Pick up this 62 and jet pilot today...lights and horn still work and almost no rust....I haven't seen the jeweled sprocket before.


----------



## fordmike65 (Jan 15, 2018)

Nice score. Super cool saddle!


----------



## Oilit (Jan 16, 2018)

That jeweled sprocket is just too cool! If it was custom-made, somebody did a professional looking job!


----------



## Barto (Jan 16, 2018)

I've seen this jewled/Star sprocket before...very cool for sure.  This is the second time I've seen that seat..  1st one sold for about $35.00...wish I bought it...

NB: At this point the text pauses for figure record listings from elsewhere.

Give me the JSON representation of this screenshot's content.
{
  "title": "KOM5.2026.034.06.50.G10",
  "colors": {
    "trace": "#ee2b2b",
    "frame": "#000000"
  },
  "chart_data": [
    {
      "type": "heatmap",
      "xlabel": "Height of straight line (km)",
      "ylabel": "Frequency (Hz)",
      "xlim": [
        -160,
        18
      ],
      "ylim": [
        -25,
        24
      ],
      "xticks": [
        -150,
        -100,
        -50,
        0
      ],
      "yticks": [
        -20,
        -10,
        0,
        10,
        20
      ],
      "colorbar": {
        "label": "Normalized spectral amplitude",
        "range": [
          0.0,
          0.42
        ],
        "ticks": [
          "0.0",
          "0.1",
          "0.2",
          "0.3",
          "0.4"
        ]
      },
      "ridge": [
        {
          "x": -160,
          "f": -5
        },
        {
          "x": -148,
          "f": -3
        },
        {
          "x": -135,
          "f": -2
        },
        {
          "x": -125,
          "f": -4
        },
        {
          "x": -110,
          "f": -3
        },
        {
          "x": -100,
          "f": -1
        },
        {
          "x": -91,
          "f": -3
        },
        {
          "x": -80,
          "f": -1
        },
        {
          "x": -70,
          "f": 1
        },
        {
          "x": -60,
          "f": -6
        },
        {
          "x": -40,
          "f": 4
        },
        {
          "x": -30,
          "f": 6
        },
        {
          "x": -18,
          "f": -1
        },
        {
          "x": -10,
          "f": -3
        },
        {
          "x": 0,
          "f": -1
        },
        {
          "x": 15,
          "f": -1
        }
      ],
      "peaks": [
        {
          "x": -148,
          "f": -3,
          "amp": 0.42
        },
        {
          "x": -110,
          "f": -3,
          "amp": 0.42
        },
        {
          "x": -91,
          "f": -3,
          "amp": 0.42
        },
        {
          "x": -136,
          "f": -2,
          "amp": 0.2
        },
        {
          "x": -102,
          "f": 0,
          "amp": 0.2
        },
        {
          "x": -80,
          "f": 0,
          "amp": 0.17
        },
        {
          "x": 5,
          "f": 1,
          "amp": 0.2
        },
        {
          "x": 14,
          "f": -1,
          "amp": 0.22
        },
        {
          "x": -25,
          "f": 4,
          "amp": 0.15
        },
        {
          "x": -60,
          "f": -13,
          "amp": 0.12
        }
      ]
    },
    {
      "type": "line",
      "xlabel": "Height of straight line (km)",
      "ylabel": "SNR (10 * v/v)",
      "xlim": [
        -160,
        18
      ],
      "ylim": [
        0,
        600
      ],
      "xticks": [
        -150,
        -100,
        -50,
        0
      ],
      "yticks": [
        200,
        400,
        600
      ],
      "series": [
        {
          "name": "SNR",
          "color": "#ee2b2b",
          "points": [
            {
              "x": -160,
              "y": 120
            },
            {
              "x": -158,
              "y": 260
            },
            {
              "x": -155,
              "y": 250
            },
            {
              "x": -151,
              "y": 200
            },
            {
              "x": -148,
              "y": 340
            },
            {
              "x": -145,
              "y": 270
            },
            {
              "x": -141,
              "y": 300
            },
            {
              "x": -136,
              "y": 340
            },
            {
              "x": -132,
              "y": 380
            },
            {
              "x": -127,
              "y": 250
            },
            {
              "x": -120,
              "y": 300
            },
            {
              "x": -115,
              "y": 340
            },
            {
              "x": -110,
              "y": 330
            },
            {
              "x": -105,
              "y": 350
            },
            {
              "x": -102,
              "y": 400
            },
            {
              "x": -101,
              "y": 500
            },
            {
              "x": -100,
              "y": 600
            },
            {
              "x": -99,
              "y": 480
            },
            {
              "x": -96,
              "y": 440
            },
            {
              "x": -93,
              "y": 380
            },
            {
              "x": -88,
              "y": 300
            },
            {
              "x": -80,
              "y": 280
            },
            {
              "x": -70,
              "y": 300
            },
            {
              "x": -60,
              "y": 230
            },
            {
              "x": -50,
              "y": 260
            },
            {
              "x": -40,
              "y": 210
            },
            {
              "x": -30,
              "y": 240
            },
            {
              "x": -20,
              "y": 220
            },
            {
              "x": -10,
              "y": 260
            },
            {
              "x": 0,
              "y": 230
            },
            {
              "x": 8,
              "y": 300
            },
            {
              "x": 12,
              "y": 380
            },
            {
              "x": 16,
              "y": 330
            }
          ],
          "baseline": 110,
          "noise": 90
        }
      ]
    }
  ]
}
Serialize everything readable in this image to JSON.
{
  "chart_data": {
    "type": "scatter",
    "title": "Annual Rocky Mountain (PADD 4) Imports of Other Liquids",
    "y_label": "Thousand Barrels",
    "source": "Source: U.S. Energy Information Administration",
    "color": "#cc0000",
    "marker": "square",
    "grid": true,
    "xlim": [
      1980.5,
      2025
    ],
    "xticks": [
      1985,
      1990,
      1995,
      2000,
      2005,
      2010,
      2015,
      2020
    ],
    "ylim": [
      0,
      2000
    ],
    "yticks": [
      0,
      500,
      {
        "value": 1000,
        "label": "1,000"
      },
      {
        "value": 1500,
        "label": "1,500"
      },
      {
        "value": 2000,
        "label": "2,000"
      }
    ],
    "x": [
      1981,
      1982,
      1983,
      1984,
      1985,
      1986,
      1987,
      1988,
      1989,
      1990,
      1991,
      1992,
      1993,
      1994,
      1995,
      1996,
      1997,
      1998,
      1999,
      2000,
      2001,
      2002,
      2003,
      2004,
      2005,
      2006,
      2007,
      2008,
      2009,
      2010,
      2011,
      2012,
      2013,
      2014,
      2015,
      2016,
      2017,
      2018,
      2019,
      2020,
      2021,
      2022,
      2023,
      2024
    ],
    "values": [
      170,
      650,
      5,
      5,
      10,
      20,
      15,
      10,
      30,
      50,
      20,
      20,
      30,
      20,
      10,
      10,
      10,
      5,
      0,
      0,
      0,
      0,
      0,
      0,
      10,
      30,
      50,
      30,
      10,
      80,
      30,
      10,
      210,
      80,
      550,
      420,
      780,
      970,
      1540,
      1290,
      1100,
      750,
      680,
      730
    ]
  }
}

The rear rack - Wow, that thing is slick - this whole bike has the look......


----------



## Cosmicflyer (Jan 17, 2018)

Barto said:


> I've seen this jewled/Star sprocket before...very cool for sure.  This is the second time I've seen that seat..  1st one sold for about $35.00...wish I bought it...
> 
> The rear rack - Wow, that thing is slick - this whole bike has the look......





Barto said:


> I've seen this jewled/Star sprocket before...very cool for sure.  This is the second time I've seen that seat..  1st one sold for about $35.00...wish I bought it...
> 
> The rear rack - Wow, that thing is slick - this whole bike has the look......


----------



## Barto (Jan 17, 2018)

Yup, that's it...tons of coolness.  Middleweight bikes are so underrated


----------



## barn rat bikes (Feb 3, 2018)

not only underrated , but alot of fun to ride - cool bike !


----------



## Cosmicflyer (Feb 3, 2018)

Got her all cleaned up put and some white walls on it... rides better than my modern Cruisers...not sure if I like the whitewalls


----------



## barn rat bikes (Feb 4, 2018)

great riding bikes with the vintage look - to cool - ride it and have fun -


----------



## Cranky Chain Cycles (Feb 5, 2018)

Cosmicflyer said:


> Got her all cleaned up put and some white walls on it... rides better than my modern Cruisers...not sure if I like the whitewalls
> 
> View attachment 747843




I dig'em.


----------



## Intense One (Feb 5, 2018)

Clean mo'chine!  Great find


----------